In the 1990s, LGBTQ students at UC faced many problems. The AIDs crisis, then a growing issue in the US, affected many Cincinnatians and University of Cincinnati students. But Cincinnati was a conservative city, and LGBTQ students remarked that the campus was far less accepting than they had hoped.
Queer students expected violence from other students. Two girls in particular, students named Karla and Anne, recounted their experiences to Clifton Magazine in 1991: “We haven’t been physically attacked yet, but we have experienced some harassment.” Anne stated that at a war protest, counter-protesters chanted that the majority gay crowd should be bombed to “cure AIDs” and that all the “f*ggots” on campus should go home.
Other incidents, also reported in Clifton Magazine, occurred often throughout the ’90s at UC. Some students put up posters with an image of two monkeys “copulating” surrounded by anti-gay slurs. Anti-gay telephone calls were made each year to the UC Alliance of Lesbian, Gay, and Bisexual People, including one caller that said, “kill all gays and lesbians.” Worried about violence, LGBTQ students dropped out of student groups and isolated themselves. Some students even skipped class for “weeks” out of fear that their classmates would hurt them if their sexuality was discovered.
LGBTQ groups on campus existed, but many students feared attending because meetings sometimes drew violence. A researcher with the FBI, Jack McDevitt, stated that, “… kids out for a thrill will go looking for blacks. If [they find] none, then they will go for gays. And they know where to find them. They go to bars or gay associations. These attacks … are incredibly violent.” LGBTQ students also faced high risks of suicide on campus, but students stated that campus officials refused to acknowledge the issue.
Not only were LGBTQ people in Cincinnati facing violence, but little was being done to help. In the early 1990s, Cincinnati suggested a resolution, Issue 3, that would prohibit the enactment of any law that specifically protected the rights of lesbians and gay men. In summary, the law said LGBTQ people didn’t count as a protected group.

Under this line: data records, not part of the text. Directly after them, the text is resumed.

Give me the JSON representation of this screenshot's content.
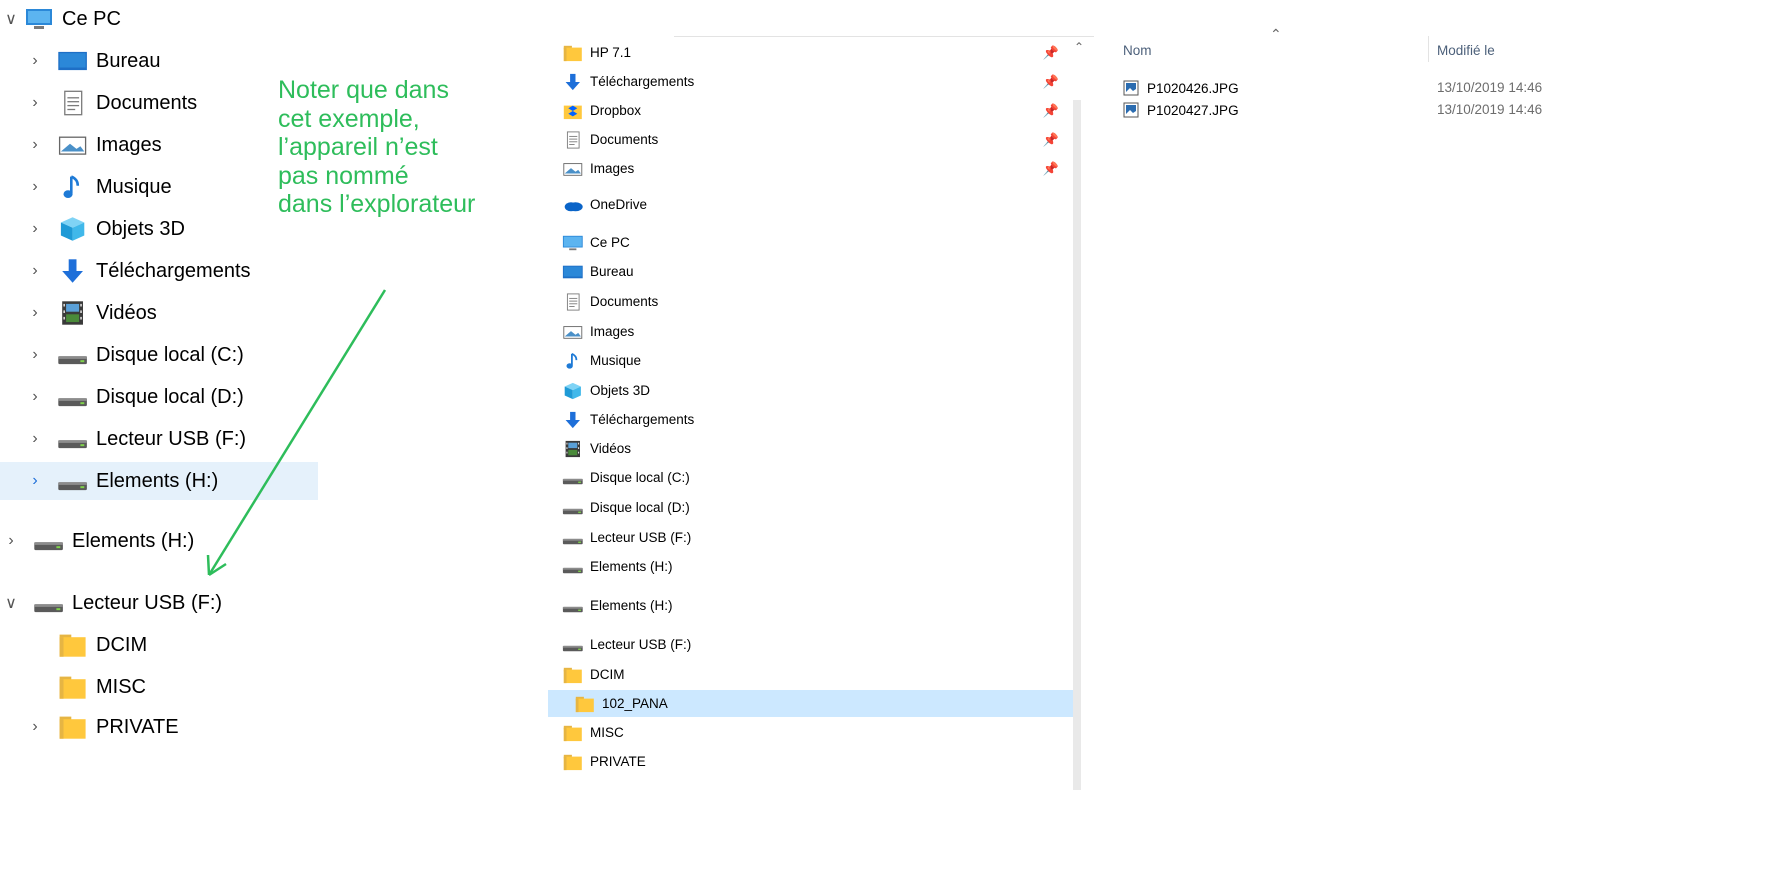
{
  "left_tree": {
    "root": "Ce PC",
    "items": [
      {
        "label": "Bureau",
        "icon": "desktop-icon"
      },
      {
        "label": "Documents",
        "icon": "documents-icon"
      },
      {
        "label": "Images",
        "icon": "images-icon"
      },
      {
        "label": "Musique",
        "icon": "music-icon"
      },
      {
        "label": "Objets 3D",
        "icon": "objects-3d-icon"
      },
      {
        "label": "Téléchargements",
        "icon": "download-icon"
      },
      {
        "label": "Vidéos",
        "icon": "videos-icon"
      },
      {
        "label": "Disque local (C:)",
        "icon": "drive-icon"
      },
      {
        "label": "Disque local (D:)",
        "icon": "drive-icon"
      },
      {
        "label": "Lecteur USB (F:)",
        "icon": "drive-icon"
      },
      {
        "label": "Elements (H:)",
        "icon": "drive-icon",
        "selected": true
      }
    ],
    "extra": [
      {
        "label": "Elements (H:)",
        "icon": "drive-icon"
      },
      {
        "label": "Lecteur USB (F:)",
        "icon": "drive-icon",
        "expanded": true
      },
      {
        "label": "DCIM",
        "icon": "folder-icon"
      },
      {
        "label": "MISC",
        "icon": "folder-icon"
      },
      {
        "label": "PRIVATE",
        "icon": "folder-icon"
      }
    ]
  },
  "annotation": {
    "lines": [
      "Noter que dans",
      "cet exemple,",
      "l’appareil n’est",
      "pas nommé",
      "dans l’explorateur"
    ],
    "color": "#2ebd5b"
  },
  "mid_tree": {
    "items": [
      {
        "label": "HP 7.1",
        "icon": "folder-icon",
        "pinned": true
      },
      {
        "label": "Téléchargements",
        "icon": "download-icon",
        "pinned": true
      },
      {
        "label": "Dropbox",
        "icon": "dropbox-icon",
        "pinned": true
      },
      {
        "label": "Documents",
        "icon": "documents-icon",
        "pinned": true
      },
      {
        "label": "Images",
        "icon": "images-icon",
        "pinned": true
      },
      {
        "label": "OneDrive",
        "icon": "onedrive-icon"
      },
      {
        "label": "Ce PC",
        "icon": "computer-icon"
      },
      {
        "label": "Bureau",
        "icon": "desktop-icon"
      },
      {
        "label": "Documents",
        "icon": "documents-icon"
      },
      {
        "label": "Images",
        "icon": "images-icon"
      },
      {
        "label": "Musique",
        "icon": "music-icon"
      },
      {
        "label": "Objets 3D",
        "icon": "objects-3d-icon"
      },
      {
        "label": "Téléchargements",
        "icon": "download-icon"
      },
      {
        "label": "Vidéos",
        "icon": "videos-icon"
      },
      {
        "label": "Disque local (C:)",
        "icon": "drive-icon"
      },
      {
        "label": "Disque local (D:)",
        "icon": "drive-icon"
      },
      {
        "label": "Lecteur USB (F:)",
        "icon": "drive-icon"
      },
      {
        "label": "Elements (H:)",
        "icon": "drive-icon"
      },
      {
        "label": "Elements (H:)",
        "icon": "drive-icon"
      },
      {
        "label": "Lecteur USB (F:)",
        "icon": "drive-icon"
      },
      {
        "label": "DCIM",
        "icon": "folder-icon"
      },
      {
        "label": "102_PANA",
        "icon": "folder-icon",
        "selected": true
      },
      {
        "label": "MISC",
        "icon": "folder-icon"
      },
      {
        "label": "PRIVATE",
        "icon": "folder-icon"
      }
    ]
  },
  "file_list": {
    "col_name": "Nom",
    "col_date": "Modifié le",
    "files": [
      {
        "name": "P1020426.JPG",
        "date": "13/10/2019 14:46"
      },
      {
        "name": "P1020427.JPG",
        "date": "13/10/2019 14:46"
      }
    ]
  }
}
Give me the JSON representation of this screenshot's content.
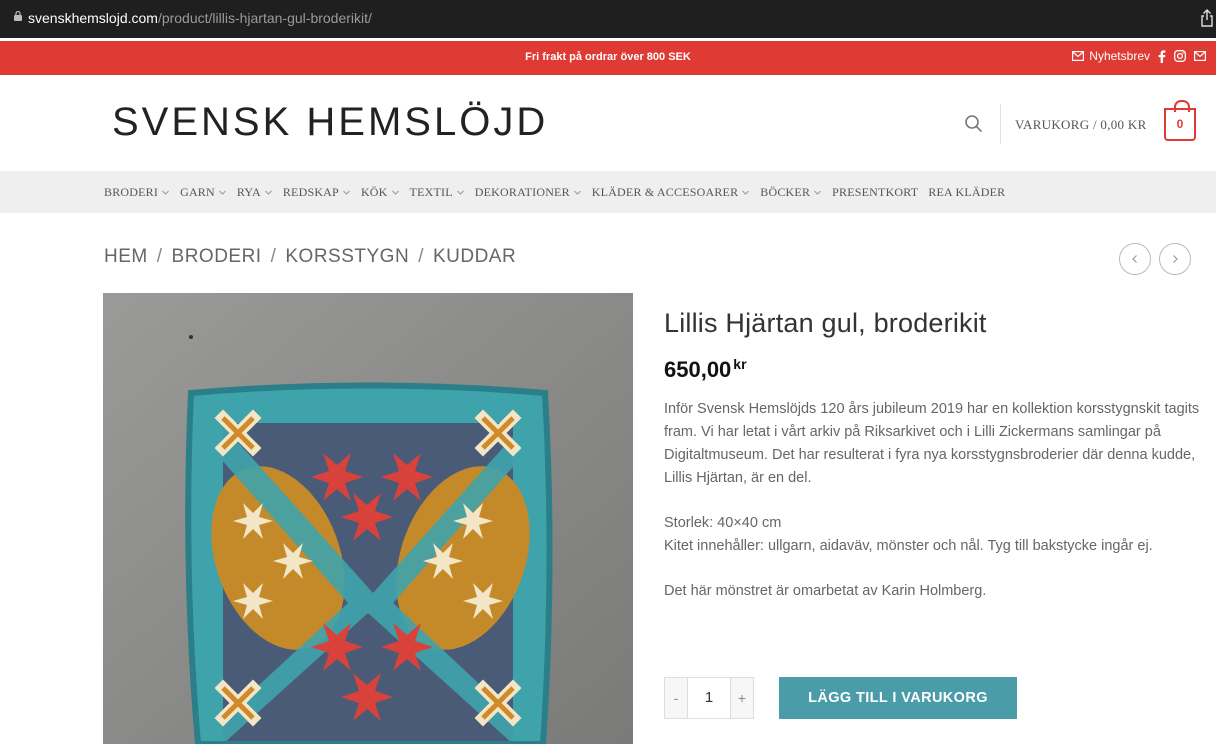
{
  "browser": {
    "url_domain": "svenskhemslojd.com",
    "url_path": "/product/lillis-hjartan-gul-broderikit/"
  },
  "topbar": {
    "promo": "Fri frakt på ordrar över 800 SEK",
    "newsletter": "Nyhetsbrev",
    "color": "#e03a35"
  },
  "header": {
    "logo": "SVENSK HEMSLÖJD",
    "cart_label": "VARUKORG / 0,00 KR",
    "cart_count": "0"
  },
  "nav": {
    "items": [
      {
        "label": "BRODERI",
        "dropdown": true
      },
      {
        "label": "GARN",
        "dropdown": true
      },
      {
        "label": "RYA",
        "dropdown": true
      },
      {
        "label": "REDSKAP",
        "dropdown": true
      },
      {
        "label": "KÖK",
        "dropdown": true
      },
      {
        "label": "TEXTIL",
        "dropdown": true
      },
      {
        "label": "DEKORATIONER",
        "dropdown": true
      },
      {
        "label": "KLÄDER & ACCESOARER",
        "dropdown": true
      },
      {
        "label": "BÖCKER",
        "dropdown": true
      },
      {
        "label": "PRESENTKORT",
        "dropdown": false
      },
      {
        "label": "REA KLÄDER",
        "dropdown": false
      }
    ]
  },
  "breadcrumb": [
    "HEM",
    "BRODERI",
    "KORSSTYGN",
    "KUDDAR"
  ],
  "product": {
    "title": "Lillis Hjärtan gul, broderikit",
    "price": "650,00",
    "currency": "kr",
    "description": [
      "Inför Svensk Hemslöjds 120 års jubileum 2019 har en kollektion korsstygnskit tagits fram. Vi har letat i vårt arkiv på Riksarkivet och i Lilli Zickermans samlingar på Digitaltmuseum. Det har resulterat i fyra nya korsstygnsbroderier där denna kudde, Lillis Hjärtan, är en del.",
      "Storlek: 40×40 cm",
      "Kitet innehåller: ullgarn, aidaväv, mönster och nål. Tyg till bakstycke ingår ej.",
      "Det här mönstret är omarbetat av Karin Holmberg."
    ],
    "quantity": "1",
    "minus_label": "-",
    "plus_label": "+",
    "add_to_cart": "LÄGG TILL I VARUKORG",
    "button_color": "#4a9ca8"
  }
}
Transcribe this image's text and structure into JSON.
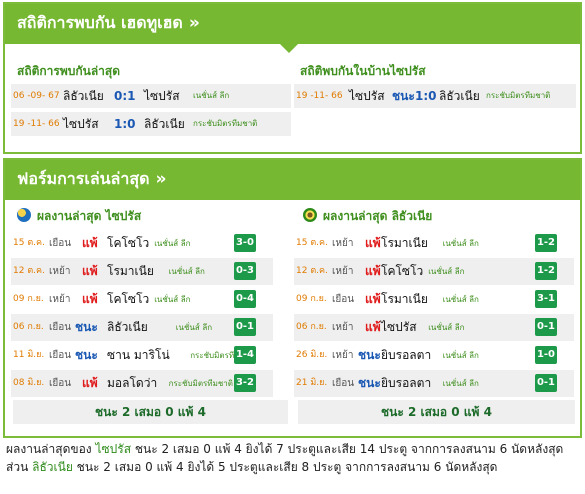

Two sides debated and protested this issue. The pro-Issue 3 group consisted of groups including many Christian organizations. Mark McNiel, an advocate of Issue 3, held the common belief that homosexuality was an illness and a sin, not something that deserved to be protected by the law. While Christian people made up the majority of anti-gay advocates, some Cincinnati religious figures condemned those that held prejudice toward LGBTQ people. One minister, Peter J. Gomes, argued strict interpretations of the bible and religious fundamentalism caused people to wrongfully hate gays and lesbians. “To maintain itself, fundamentalism must always label the other and a deviant.”
The other side of the debate consisted of LGBTQ people and allies, both on campus and throughout Cincinnati, that believed in protections for LGBTQ people. Anti-Issue 3 advocates stated the high rates of violence, suicide, and poverty among LGBTQ populations when justifying protections.
In 1993, Issue 3 passed with 62% support for Cincinnati voters. The law is still in place today. While LGBTQ activists could not stop the passage of Issue 3, the University passed its own nondiscrimination waver that “reaffirms the policy that discrimination based on … sexual orientation … will not be practiced.”
The ‘90s marked a difficult time for LGBTQ people in Cincinnati. Students expected harassment and violence and isolated themselves. As a result, isolation contributed to the high rates of suicide among LGBTQ students. The introduction of Issue 3 was a blow to many LGBTQ activists in Cincinnati, who faced constant discrimination but were unable to gain protection.
Thanks to activists that faced the violence and hatred from the community in order to change things, students on campus today can expect to be protected from violent acts based on their identity. New initiatives by the University like the LGBTQ faculty and staff association, the LGBT center, the office of Equity and Inclusion, and a relatively new way for students to affect inclusion on campus, the Student Diversity and Inclusion Council. Cincinnati has come a long way since the violence and oppression of the 90s, and LGBTQ students continue to push for more representation and support on campus.